2016年12月17日 星期六

log#8

Not until Gus was dead did Hazel realize that when she dies, her parents will still be her parents and love her forever just as she couldn’t have stopped loving Gus. In the past, she thought that it was ridiculous for people to think that pain is like fabric: The stronger it is, the more it’s worth. Finally, she knew that pains given by Gus’s death like scars which were left in her mind forever wouldn’t eliminate the joy of falling in love with him.

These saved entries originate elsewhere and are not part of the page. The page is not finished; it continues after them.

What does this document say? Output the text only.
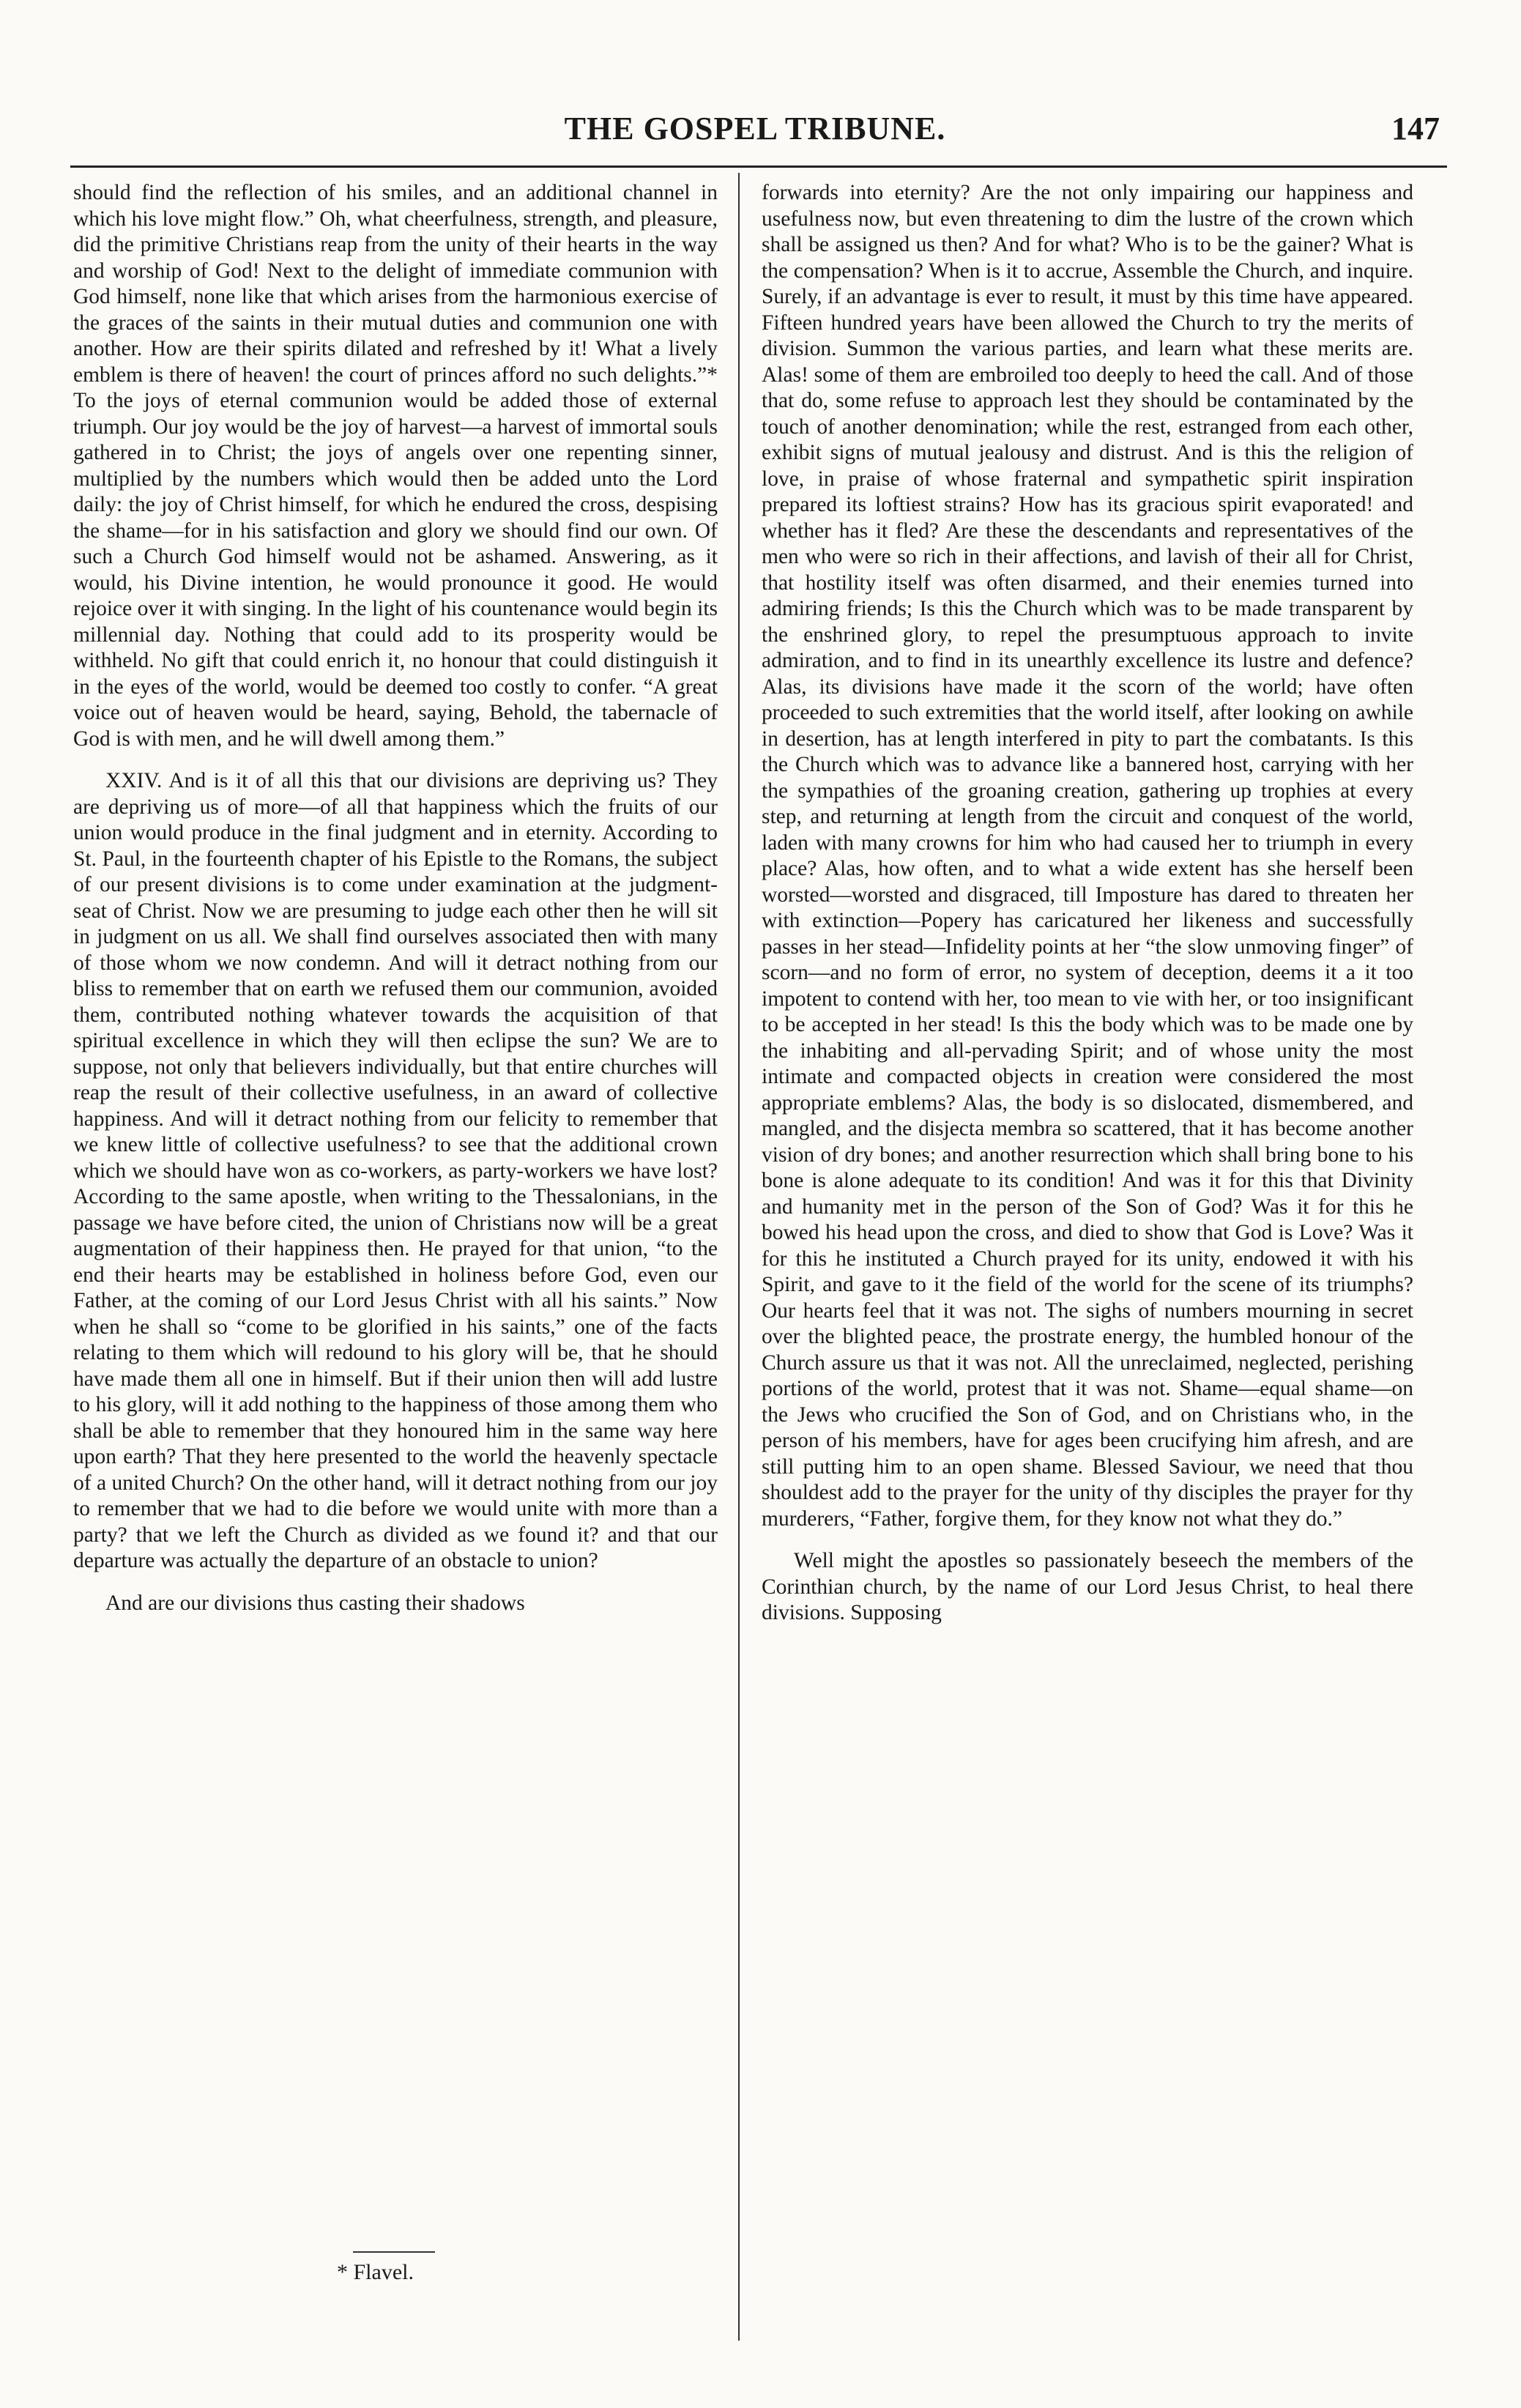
THE GOSPEL TRIBUNE.	147

should find the reflection of his smiles, and an additional channel in which his love might flow.” Oh, what cheerfulness, strength, and pleasure, did the primitive Christians reap from the unity of their hearts in the way and worship of God! Next to the delight of immediate communion with God himself, none like that which arises from the harmonious exercise of the graces of the saints in their mutual duties and communion one with another. How are their spirits dilated and refreshed by it! What a lively emblem is there of heaven! the court of princes afford no such delights.”* To the joys of eternal communion would be added those of external triumph. Our joy would be the joy of harvest—a harvest of immortal souls gathered in to Christ; the joys of angels over one repenting sinner, multiplied by the numbers which would then be added unto the Lord daily: the joy of Christ himself, for which he endured the cross, despising the shame—for in his satisfaction and glory we should find our own. Of such a Church God himself would not be ashamed. Answering, as it would, his Divine intention, he would pronounce it good. He would rejoice over it with singing. In the light of his countenance would begin its millennial day. Nothing that could add to its prosperity would be withheld. No gift that could enrich it, no honour that could distinguish it in the eyes of the world, would be deemed too costly to confer. “A great voice out of heaven would be heard, saying, Behold, the tabernacle of God is with men, and he will dwell among them.”

XXIV. And is it of all this that our divisions are depriving us? They are depriving us of more—of all that happiness which the fruits of our union would produce in the final judgment and in eternity. According to St. Paul, in the fourteenth chapter of his Epistle to the Romans, the subject of our present divisions is to come under examination at the judgment-seat of Christ. Now we are presuming to judge each other then he will sit in judgment on us all. We shall find ourselves associated then with many of those whom we now condemn. And will it detract nothing from our bliss to remember that on earth we refused them our communion, avoided them, contributed nothing whatever towards the acquisition of that spiritual excellence in which they will then eclipse the sun? We are to suppose, not only that believers individually, but that entire churches will reap the result of their collective usefulness, in an award of collective happiness. And will it detract nothing from our felicity to remember that we knew little of collective usefulness? to see that the additional crown which we should have won as co-workers, as party-workers we have lost? According to the same apostle, when writing to the Thessalonians, in the passage we have before cited, the union of Christians now will be a great augmentation of their happiness then. He prayed for that union, “to the end their hearts may be established in holiness before God, even our Father, at the coming of our Lord Jesus Christ with all his saints.” Now when he shall so “come to be glorified in his saints,” one of the facts relating to them which will redound to his glory will be, that he should have made them all one in himself. But if their union then will add lustre to his glory, will it add nothing to the happiness of those among them who shall be able to remember that they honoured him in the same way here upon earth? That they here presented to the world the heavenly spectacle of a united Church? On the other hand, will it detract nothing from our joy to remember that we had to die before we would unite with more than a party? that we left the Church as divided as we found it? and that our departure was actually the departure of an obstacle to union?

And are our divisions thus casting their shadows

forwards into eternity? Are the not only impairing our happiness and usefulness now, but even threatening to dim the lustre of the crown which shall be assigned us then? And for what? Who is to be the gainer? What is the compensation? When is it to accrue, Assemble the Church, and inquire. Surely, if an advantage is ever to result, it must by this time have appeared. Fifteen hundred years have been allowed the Church to try the merits of division. Summon the various parties, and learn what these merits are. Alas! some of them are embroiled too deeply to heed the call. And of those that do, some refuse to approach lest they should be contaminated by the touch of another denomination; while the rest, estranged from each other, exhibit signs of mutual jealousy and distrust. And is this the religion of love, in praise of whose fraternal and sympathetic spirit inspiration prepared its loftiest strains? How has its gracious spirit evaporated! and whether has it fled? Are these the descendants and representatives of the men who were so rich in their affections, and lavish of their all for Christ, that hostility itself was often disarmed, and their enemies turned into admiring friends; Is this the Church which was to be made transparent by the enshrined glory, to repel the presumptuous approach to invite admiration, and to find in its unearthly excellence its lustre and defence? Alas, its divisions have made it the scorn of the world; have often proceeded to such extremities that the world itself, after looking on awhile in desertion, has at length interfered in pity to part the combatants. Is this the Church which was to advance like a bannered host, carrying with her the sympathies of the groaning creation, gathering up trophies at every step, and returning at length from the circuit and conquest of the world, laden with many crowns for him who had caused her to triumph in every place? Alas, how often, and to what a wide extent has she herself been worsted—worsted and disgraced, till Imposture has dared to threaten her with extinction—Popery has caricatured her likeness and successfully passes in her stead—Infidelity points at her “the slow unmoving finger” of scorn—and no form of error, no system of deception, deems it a it too impotent to contend with her, too mean to vie with her, or too insignificant to be accepted in her stead! Is this the body which was to be made one by the inhabiting and all-pervading Spirit; and of whose unity the most intimate and compacted objects in creation were considered the most appropriate emblems? Alas, the body is so dislocated, dismembered, and mangled, and the disjecta membra so scattered, that it has become another vision of dry bones; and another resurrection which shall bring bone to his bone is alone adequate to its condition! And was it for this that Divinity and humanity met in the person of the Son of God? Was it for this he bowed his head upon the cross, and died to show that God is Love? Was it for this he instituted a Church prayed for its unity, endowed it with his Spirit, and gave to it the field of the world for the scene of its triumphs? Our hearts feel that it was not. The sighs of numbers mourning in secret over the blighted peace, the prostrate energy, the humbled honour of the Church assure us that it was not. All the unreclaimed, neglected, perishing portions of the world, protest that it was not. Shame—equal shame—on the Jews who crucified the Son of God, and on Christians who, in the person of his members, have for ages been crucifying him afresh, and are still putting him to an open shame. Blessed Saviour, we need that thou shouldest add to the prayer for the unity of thy disciples the prayer for thy murderers, “Father, forgive them, for they know not what they do.”

Well might the apostles so passionately beseech the members of the Corinthian church, by the name of our Lord Jesus Christ, to heal there divisions. Supposing

* Flavel.
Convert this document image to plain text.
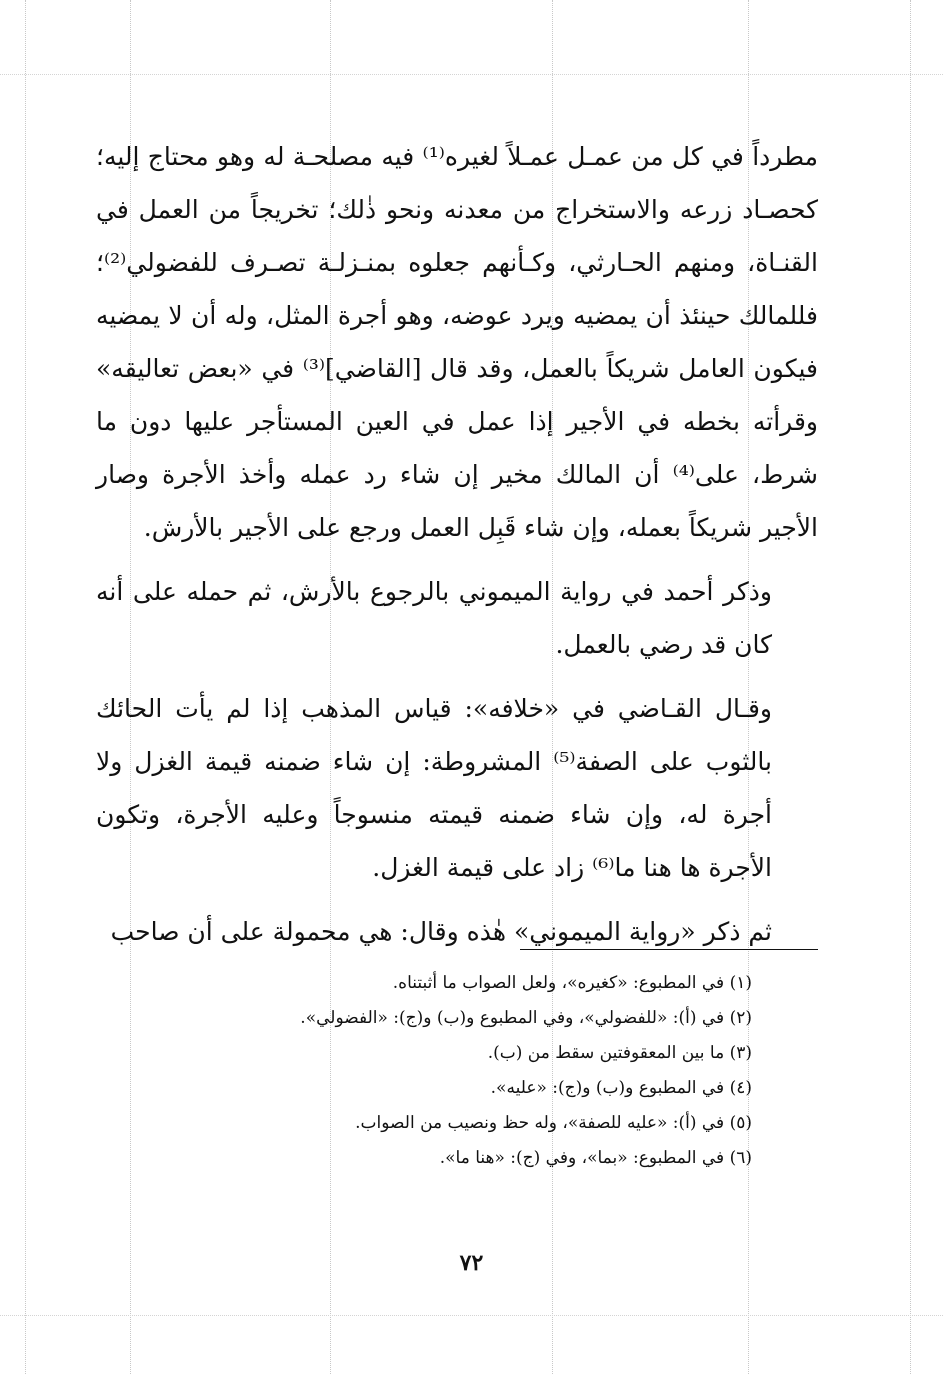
مطرداً في كل من عمـل عمـلاً لغيره⁽¹⁾ فيه مصلحـة له وهو محتاج إليه؛ كحصـاد زرعه والاستخراج من معدنه ونحو ذٰلك؛ تخريجاً من العمل في القنـاة، ومنهم الحـارثي، وكـأنهم جعلوه بمنـزلـة تصـرف للفضولي⁽²⁾؛ فللمالك حينئذ أن يمضيه ويرد عوضه، وهو أجرة المثل، وله أن لا يمضيه فيكون العامل شريكاً بالعمل، وقد قال [القاضي]⁽³⁾ في «بعض تعاليقه» وقرأته بخطه في الأجير إذا عمل في العين المستأجر عليها دون ما شرط، على⁽⁴⁾ أن المالك مخير إن شاء رد عمله وأخذ الأجرة وصار الأجير شريكاً بعمله، وإن شاء قَبِل العمل ورجع على الأجير بالأرش.

وذكر أحمد في رواية الميموني بالرجوع بالأرش، ثم حمله على أنه كان قد رضي بالعمل.

وقـال القـاضي في «خلافه»: قياس المذهب إذا لم يأت الحائك بالثوب على الصفة⁽⁵⁾ المشروطة: إن شاء ضمنه قيمة الغزل ولا أجرة له، وإن شاء ضمنه قيمته منسوجاً وعليه الأجرة، وتكون الأجرة ها هنا ما⁽⁶⁾ زاد على قيمة الغزل.

ثم ذكر «رواية الميموني» هٰذه وقال: هي محمولة على أن صاحب

(١) في المطبوع: «كغيره»، ولعل الصواب ما أثبتناه.

(٢) في (أ): «للفضولي»، وفي المطبوع و(ب) و(ج): «الفضولي».

(٣) ما بين المعقوفتين سقط من (ب).

(٤) في المطبوع و(ب) و(ج): «عليه».

(٥) في (أ): «عليه للصفة»، وله حظ ونصيب من الصواب.

(٦) في المطبوع: «بما»، وفي (ج): «هنا ما».

٧٢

When we really love someone, we don’t want them to be hurt. Thus, we keep the distance from them. Like Hazel, she thinks she is a grenade; at some point she’s going to blow up, and she would like to minimize the casualties. Nonetheless, her behavior was actually a bomb for her parents. In my perspective, her parents do have the choice to be hurt because they feel that having Hazel is a burden of happiness, and they would like to take on the consequence. What her parents’ unconditional love for her is like her love for Gus whom she couldn’t unlove. As far as I am concerned, I do have some say in who hurts me. I would rather have a scar in my mind reminds me how deep I love a person than regret that I didn’t seize the chance at that time. When the result doesn’t meet our expectation, I can feel relaxed because I try my best at least.

I really like a sentence, “Without a pain, how could we know joy?” In the past, I always take my parents’ dedication for granted because when we are used to being taken care of, we will think it’s their responsibility to look after us. However, we ignore that they do everything for us not because it is their duty but because they love us unconditionally, and they are willing to do their best to make us happy. It’s not until my father got sick that I realized that he loved me very much and that he devoted himself to making me live a happy life. Painful as I felt about his suffering, it granted me an opportunity to realize the joy of having good parents and quality time with my beloved family. Now, I often go back home and accompany them to do what they like, such as going hiking. If I hadn’t gone through the experience of almost losing my precious family, I wouldn’t have tasted the sweetness of having the best parents in the world.